The Blue Jays acquired Jackson from the Athletics in mid-May, making Toronto his record-setting 14th big league team. Prior to going on the IL, Jackson made five starts for the Blue Jays. He pitched out of the bullpen following an opener in his last two appearances, going 1-5 overall in the first half of the season. In Jackson's previous outing, he allowed seven runs (including three homers) in two-thirds of an inning against the Angels on June 17.

Jackson is coming off a 2018 season in which he went 6-3 with a 3.33 ERA, the third-lowest ERA of his career, in 17 starts with the Athletics.

"[I] just want to get back and revert to having fun like I was last year," Jackson said. "Obviously, I know what I can do.
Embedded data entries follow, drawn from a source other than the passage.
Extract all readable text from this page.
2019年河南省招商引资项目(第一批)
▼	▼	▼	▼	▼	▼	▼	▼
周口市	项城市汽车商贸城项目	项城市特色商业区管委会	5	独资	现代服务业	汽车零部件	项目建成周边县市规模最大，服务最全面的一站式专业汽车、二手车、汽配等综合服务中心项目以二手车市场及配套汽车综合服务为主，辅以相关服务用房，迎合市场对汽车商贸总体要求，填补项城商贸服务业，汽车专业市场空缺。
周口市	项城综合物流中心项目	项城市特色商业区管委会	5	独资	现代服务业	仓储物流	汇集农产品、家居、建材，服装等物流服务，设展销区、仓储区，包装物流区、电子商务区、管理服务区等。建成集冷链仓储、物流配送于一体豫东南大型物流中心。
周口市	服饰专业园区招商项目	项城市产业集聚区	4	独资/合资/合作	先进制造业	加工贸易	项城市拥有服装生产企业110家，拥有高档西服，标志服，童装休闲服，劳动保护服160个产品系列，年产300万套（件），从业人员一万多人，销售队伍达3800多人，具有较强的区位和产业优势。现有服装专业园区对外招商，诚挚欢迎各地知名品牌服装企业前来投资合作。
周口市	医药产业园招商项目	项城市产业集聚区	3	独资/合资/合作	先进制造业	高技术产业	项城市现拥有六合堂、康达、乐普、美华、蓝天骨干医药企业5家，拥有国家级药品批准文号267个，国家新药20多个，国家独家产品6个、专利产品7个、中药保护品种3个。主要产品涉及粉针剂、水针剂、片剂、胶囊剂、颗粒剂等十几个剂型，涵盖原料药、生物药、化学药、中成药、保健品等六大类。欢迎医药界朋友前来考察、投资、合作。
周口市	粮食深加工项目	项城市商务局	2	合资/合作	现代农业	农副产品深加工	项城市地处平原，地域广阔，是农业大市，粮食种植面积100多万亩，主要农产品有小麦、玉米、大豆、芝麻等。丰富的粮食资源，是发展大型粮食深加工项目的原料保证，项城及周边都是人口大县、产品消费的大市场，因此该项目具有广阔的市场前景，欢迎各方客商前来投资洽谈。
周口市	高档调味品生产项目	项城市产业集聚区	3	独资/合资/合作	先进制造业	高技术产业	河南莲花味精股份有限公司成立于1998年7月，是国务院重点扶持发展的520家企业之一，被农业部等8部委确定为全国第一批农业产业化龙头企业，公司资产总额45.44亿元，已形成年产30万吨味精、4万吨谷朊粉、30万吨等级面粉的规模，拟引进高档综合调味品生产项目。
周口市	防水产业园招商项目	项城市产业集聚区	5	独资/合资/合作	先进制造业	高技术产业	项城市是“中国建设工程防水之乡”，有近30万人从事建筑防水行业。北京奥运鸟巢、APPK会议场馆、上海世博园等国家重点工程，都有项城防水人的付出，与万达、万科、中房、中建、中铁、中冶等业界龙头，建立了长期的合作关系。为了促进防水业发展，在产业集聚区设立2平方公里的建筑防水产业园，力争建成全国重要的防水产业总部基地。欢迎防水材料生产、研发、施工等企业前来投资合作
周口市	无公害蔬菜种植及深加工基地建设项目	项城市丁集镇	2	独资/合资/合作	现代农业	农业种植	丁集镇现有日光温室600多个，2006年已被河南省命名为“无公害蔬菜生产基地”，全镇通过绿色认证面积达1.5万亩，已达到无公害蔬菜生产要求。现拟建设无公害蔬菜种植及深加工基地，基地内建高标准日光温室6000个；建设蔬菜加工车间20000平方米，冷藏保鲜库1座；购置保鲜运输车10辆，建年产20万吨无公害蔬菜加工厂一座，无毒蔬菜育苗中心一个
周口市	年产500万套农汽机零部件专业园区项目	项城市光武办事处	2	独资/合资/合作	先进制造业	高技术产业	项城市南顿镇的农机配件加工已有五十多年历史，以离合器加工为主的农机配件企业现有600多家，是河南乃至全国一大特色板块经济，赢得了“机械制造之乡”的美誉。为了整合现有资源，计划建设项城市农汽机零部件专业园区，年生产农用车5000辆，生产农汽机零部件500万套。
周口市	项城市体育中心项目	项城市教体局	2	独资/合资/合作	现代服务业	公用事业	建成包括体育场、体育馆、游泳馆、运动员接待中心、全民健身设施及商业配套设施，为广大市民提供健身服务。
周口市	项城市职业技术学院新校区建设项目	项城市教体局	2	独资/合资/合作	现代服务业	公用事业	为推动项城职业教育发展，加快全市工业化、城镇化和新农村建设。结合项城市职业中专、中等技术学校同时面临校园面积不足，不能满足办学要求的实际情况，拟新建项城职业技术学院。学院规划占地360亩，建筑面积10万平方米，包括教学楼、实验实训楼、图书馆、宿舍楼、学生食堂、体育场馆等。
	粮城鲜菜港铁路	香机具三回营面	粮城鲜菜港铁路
I would be at home if I didn't think that I could do it. But [I want to] just go back to having fun, and whatever's going to happen, let it happen."

Jackson rehabbed with the Class A squad in Dunedin, Fla., and then the Triple-A team in Buffalo before being cleared to return. He missed being around his Blue Jays teammates for 21 games and embraced the atmosphere of camaraderie when he returned to the clubhouse.

"I was getting healthy," Jackson said. "Also, just kind of getting back to finding myself again and having fun with the game. This is a game that we play, so sometimes we take it too serious and kind of forget the have-fun aspect of the game."

What does having fun look like for a player who is placed in high-pressure situations each time he steps on the mound?

"You're not thinking. I think that's the biggest thing when you're having fun as a baseball player," Jackson said. "You're going out, you're letting the game come to you, you're allowing it to happen. When people are going good, you don't know what you're doing, you're just kind of doing it.

"Once things start going bad, you kind of start searching. Or you feel everything and you start to get too mechanical and you start to get -- I like to call it -- too smart for your own good, because we all know what we want to do. Sometimes we overthink the process instead of taking a step back and let it happen."

When Jackson made his 402nd big league appearance on Monday, he did so with a renewed outlook. He said he was more anxious in his return than he expected to be, and he looks forward to settling in for the rest of the season.

After all, there's a lot more games left to simply have fun playing baseball.

"Our worst day on the field is someone's dream," Jackson said.